I started the new year off with some amazing family time and working on some amazing and loving content. It was an amazing feeling. To feel set up for the year ahead.
Also since my twins are off school for 6 weeks I really wanted to spend a lot of the time with them and go adventuring and not having to worry about getting a new post done so I decided to set it all aside and focus on them. However they go back to school this week on Thursday ( Grade ONE) so I am slowly and surly getting back into writing and creating.
It has been a wild ride the last month. I set some amazing goals. PLUS my vision board for this year is building (over on pinterest). Had some adventures and fun filled days.
But as I am writing this it has taken me well over two weeks to write as I become ill (if you follow me on Instagram you’ll have seen) so I have been unable to get on and finish writing this post in January and now it February!!!
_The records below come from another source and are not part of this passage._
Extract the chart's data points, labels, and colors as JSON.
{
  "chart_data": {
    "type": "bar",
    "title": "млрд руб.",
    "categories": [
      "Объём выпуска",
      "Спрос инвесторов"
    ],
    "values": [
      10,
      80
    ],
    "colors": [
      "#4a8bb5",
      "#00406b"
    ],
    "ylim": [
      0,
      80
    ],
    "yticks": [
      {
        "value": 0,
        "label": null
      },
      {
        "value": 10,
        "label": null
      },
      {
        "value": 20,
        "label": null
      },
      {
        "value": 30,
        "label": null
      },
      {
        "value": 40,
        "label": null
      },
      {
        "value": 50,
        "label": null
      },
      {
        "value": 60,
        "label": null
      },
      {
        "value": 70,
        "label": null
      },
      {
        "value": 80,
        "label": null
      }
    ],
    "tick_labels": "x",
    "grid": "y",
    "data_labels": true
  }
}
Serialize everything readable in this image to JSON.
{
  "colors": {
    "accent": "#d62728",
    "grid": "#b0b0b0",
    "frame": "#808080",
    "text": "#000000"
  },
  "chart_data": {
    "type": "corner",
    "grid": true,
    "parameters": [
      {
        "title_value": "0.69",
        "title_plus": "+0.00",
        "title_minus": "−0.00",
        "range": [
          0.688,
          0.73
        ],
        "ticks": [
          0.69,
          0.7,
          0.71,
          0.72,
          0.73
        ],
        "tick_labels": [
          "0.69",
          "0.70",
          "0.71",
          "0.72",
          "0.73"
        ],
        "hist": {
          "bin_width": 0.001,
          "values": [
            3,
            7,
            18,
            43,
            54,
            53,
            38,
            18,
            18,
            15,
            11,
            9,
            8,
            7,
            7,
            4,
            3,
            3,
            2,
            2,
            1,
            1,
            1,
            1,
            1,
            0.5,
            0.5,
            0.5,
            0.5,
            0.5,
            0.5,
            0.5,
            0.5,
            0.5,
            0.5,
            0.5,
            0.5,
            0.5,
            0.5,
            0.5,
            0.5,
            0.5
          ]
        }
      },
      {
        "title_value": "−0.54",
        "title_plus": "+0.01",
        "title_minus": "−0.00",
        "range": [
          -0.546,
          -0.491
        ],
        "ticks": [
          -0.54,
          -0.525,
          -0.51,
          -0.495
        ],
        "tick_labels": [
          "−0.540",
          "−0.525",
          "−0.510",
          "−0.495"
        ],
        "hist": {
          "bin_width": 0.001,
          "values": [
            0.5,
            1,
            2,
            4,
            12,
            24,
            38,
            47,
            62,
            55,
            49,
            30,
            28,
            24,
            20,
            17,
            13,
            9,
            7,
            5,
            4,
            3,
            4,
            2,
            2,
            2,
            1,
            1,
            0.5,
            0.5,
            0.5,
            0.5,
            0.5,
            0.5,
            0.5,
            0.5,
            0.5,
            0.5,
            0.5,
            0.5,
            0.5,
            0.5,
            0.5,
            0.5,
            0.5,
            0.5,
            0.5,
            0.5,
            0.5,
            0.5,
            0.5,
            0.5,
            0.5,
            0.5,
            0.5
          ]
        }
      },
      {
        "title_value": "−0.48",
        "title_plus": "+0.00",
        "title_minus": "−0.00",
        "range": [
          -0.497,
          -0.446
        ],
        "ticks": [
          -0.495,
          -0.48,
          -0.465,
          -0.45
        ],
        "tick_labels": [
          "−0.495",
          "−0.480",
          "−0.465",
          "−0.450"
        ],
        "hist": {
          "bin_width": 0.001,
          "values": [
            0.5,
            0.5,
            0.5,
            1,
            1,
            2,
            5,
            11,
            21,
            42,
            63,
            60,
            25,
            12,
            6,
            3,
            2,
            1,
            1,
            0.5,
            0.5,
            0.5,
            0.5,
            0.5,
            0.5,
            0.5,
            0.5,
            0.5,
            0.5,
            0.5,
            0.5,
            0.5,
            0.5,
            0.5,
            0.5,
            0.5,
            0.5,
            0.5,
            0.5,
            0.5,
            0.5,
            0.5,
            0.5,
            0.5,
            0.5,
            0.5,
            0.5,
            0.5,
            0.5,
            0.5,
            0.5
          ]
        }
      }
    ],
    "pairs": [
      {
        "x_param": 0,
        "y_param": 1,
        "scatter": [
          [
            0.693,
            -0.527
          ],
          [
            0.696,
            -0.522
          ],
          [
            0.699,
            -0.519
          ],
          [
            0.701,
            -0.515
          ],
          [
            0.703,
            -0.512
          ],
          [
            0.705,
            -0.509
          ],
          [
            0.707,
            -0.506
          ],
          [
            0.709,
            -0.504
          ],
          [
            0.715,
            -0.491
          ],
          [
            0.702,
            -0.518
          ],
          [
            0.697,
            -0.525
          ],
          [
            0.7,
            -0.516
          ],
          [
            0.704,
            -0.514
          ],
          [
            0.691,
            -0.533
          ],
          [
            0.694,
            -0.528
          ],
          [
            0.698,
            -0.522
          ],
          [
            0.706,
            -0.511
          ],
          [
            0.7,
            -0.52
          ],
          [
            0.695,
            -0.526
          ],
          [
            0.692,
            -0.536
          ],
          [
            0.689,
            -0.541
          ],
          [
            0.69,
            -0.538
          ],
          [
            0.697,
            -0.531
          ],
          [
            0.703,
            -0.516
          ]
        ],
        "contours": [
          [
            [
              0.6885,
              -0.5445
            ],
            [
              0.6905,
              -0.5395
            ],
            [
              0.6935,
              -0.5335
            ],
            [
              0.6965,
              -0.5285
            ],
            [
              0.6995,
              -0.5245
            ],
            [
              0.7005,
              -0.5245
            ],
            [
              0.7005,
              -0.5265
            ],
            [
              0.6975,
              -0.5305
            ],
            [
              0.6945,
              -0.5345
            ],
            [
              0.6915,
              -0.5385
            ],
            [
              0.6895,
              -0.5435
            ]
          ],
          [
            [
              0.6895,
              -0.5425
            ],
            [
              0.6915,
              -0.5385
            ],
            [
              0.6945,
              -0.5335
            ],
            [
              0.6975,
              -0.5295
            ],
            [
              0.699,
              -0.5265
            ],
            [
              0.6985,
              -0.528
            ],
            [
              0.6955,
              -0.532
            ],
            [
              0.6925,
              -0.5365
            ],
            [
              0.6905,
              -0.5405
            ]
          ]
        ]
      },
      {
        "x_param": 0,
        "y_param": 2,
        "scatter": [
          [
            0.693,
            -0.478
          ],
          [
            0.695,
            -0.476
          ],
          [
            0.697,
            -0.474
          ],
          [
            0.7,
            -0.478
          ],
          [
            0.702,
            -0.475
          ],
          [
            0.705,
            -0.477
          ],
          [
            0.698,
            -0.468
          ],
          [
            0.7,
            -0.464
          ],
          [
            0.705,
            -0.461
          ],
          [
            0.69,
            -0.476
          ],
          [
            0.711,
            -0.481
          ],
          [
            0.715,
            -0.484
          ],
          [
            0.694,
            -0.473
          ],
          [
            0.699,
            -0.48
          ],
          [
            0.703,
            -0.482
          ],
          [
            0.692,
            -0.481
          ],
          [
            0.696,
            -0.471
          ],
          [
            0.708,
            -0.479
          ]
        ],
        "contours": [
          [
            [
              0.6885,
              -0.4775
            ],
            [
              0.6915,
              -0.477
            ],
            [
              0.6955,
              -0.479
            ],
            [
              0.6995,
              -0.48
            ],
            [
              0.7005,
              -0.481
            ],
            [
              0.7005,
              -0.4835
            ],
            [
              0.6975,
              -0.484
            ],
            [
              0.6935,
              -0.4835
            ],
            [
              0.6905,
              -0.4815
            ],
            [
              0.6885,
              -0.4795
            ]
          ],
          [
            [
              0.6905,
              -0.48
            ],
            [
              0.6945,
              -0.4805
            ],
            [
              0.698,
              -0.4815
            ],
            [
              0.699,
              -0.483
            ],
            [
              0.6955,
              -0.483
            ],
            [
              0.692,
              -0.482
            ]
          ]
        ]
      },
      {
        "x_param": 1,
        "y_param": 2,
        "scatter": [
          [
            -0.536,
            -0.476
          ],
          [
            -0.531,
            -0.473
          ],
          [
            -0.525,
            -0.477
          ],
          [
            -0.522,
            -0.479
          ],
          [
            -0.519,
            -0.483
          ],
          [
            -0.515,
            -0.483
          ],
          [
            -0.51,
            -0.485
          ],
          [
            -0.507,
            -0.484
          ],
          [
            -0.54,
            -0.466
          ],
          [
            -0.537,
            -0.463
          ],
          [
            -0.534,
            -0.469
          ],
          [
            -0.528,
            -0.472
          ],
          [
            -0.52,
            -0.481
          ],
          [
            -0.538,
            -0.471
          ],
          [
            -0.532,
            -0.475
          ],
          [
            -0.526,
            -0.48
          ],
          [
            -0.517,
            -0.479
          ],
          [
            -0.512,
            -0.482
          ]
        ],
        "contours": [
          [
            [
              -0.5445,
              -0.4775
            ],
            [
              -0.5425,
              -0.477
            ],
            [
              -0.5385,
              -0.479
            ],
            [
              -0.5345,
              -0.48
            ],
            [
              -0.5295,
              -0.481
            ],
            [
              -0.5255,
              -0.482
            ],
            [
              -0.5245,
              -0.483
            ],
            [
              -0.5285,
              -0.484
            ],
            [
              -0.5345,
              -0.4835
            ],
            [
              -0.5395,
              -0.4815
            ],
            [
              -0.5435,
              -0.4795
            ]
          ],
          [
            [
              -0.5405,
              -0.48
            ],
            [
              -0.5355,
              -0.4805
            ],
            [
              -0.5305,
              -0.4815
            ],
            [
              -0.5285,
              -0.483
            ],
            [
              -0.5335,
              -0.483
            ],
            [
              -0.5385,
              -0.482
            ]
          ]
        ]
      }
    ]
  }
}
I’ve spent most of the start of the year focusing on spending the time with the family and making sure I am set for the year ahead. And then yes I got sick. The universe has a funny way to tell me stop and reset. That is how I am taking being sick. Something wasn’t working, it might of been my time management, not studying enough for uni, not sticking to my schedule I set for myself for the day or following my to-do list for the day so I don’t become overwhelmed. I am not entirely sure what the universe wanted me to learn from getting sick but I am taking it as sign to start changing things up and trying new ways of doing things. Sometimes its hard when you feel like your giving so much of yourself to those around you but you haven’t created the time for you to grow. I also have a lot of wasted time throughout the day and I know it. But it’s like an never ending cycle that I can’t stop. If I have a spare 30 mins i’ll watch Netflix or look at social media instead of doing the things I really want to do like read, yoga, study, make sure the house is tidy. I allow myself to just waste the time. I have all ways known this but It wasn’t until I got sick (this time around) that I realised just how much I actually hate sitting around and doing nothing, how my brain becomes less and my body becomes blah.
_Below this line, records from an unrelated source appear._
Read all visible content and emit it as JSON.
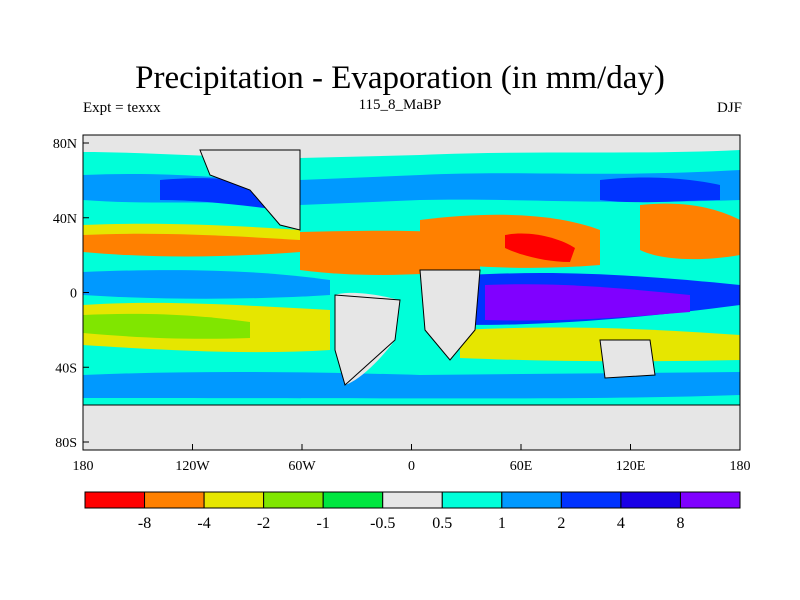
{
  "title": "Precipitation - Evaporation (in mm/day)",
  "subtitle_left": "Expt = texxx",
  "subtitle_center": "115_8_MaBP",
  "subtitle_right": "DJF",
  "axes": {
    "x_ticks": [
      "180",
      "120W",
      "60W",
      "0",
      "60E",
      "120E",
      "180"
    ],
    "y_ticks": [
      "80N",
      "40N",
      "0",
      "40S",
      "80S"
    ]
  },
  "colorbar": {
    "colors": [
      "#ff0000",
      "#ff8000",
      "#e6e600",
      "#80e600",
      "#00e640",
      "#e6e6e6",
      "#00ffd9",
      "#0099ff",
      "#0033ff",
      "#1a00e6",
      "#8000ff"
    ],
    "labels": [
      "-8",
      "-4",
      "-2",
      "-1",
      "-0.5",
      "0.5",
      "1",
      "2",
      "4",
      "8"
    ]
  },
  "colors": {
    "ocean_base": "#00ffd9",
    "land_base": "#e6e6e6",
    "coastline": "#000000"
  }
}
Change doesn’t just happen you have to really want it. Up until this point I don’t think I actually truly wanted to change. I liked the cycle I had myself in. I would do what my spirit needed but no more. I would stay within my comfort zone. I wouldn’t truly allow myself to be the best and strongest I can be. Because I know there is more to me I can feel it. Growth doesn’t happen over night you need to plant the seeds and start somewhere.
So this month and yes I do know we are already in the near middle of February but hay I needed time to recover, I am dedicating myself to growth and change. I am willing to do more of the work that is needed from me. I am willing to create a plan and stick to it. I am willing to cultivate change.
It been a great couple of months will a lot of love and laughter, but now we are back to the grind of school, work and after school activities and I really need to make sure I focus on what is important to me and my family. I have my power sheets ready to go for February and I have decided to grow a garden with Izzy. It will be a project for this year and I am planning to start it next weekend (any tips please send them my way) I think it will be something we will enjoy together and I am sure the monkey man will join in as well. Although he just loves the digging part.
I am so looking forward to creating this blog more this year and also vlogging and finding my self even more. It has been a journey so far and I can’t wait to see what else comes my way. It has taken a while for this first post to go up for the year and I am actually ok with that. I made sure I did it in my time and when I was ready and not before then. I truly hope this year is the year of change and growth for me + I hope you all join me for the ride.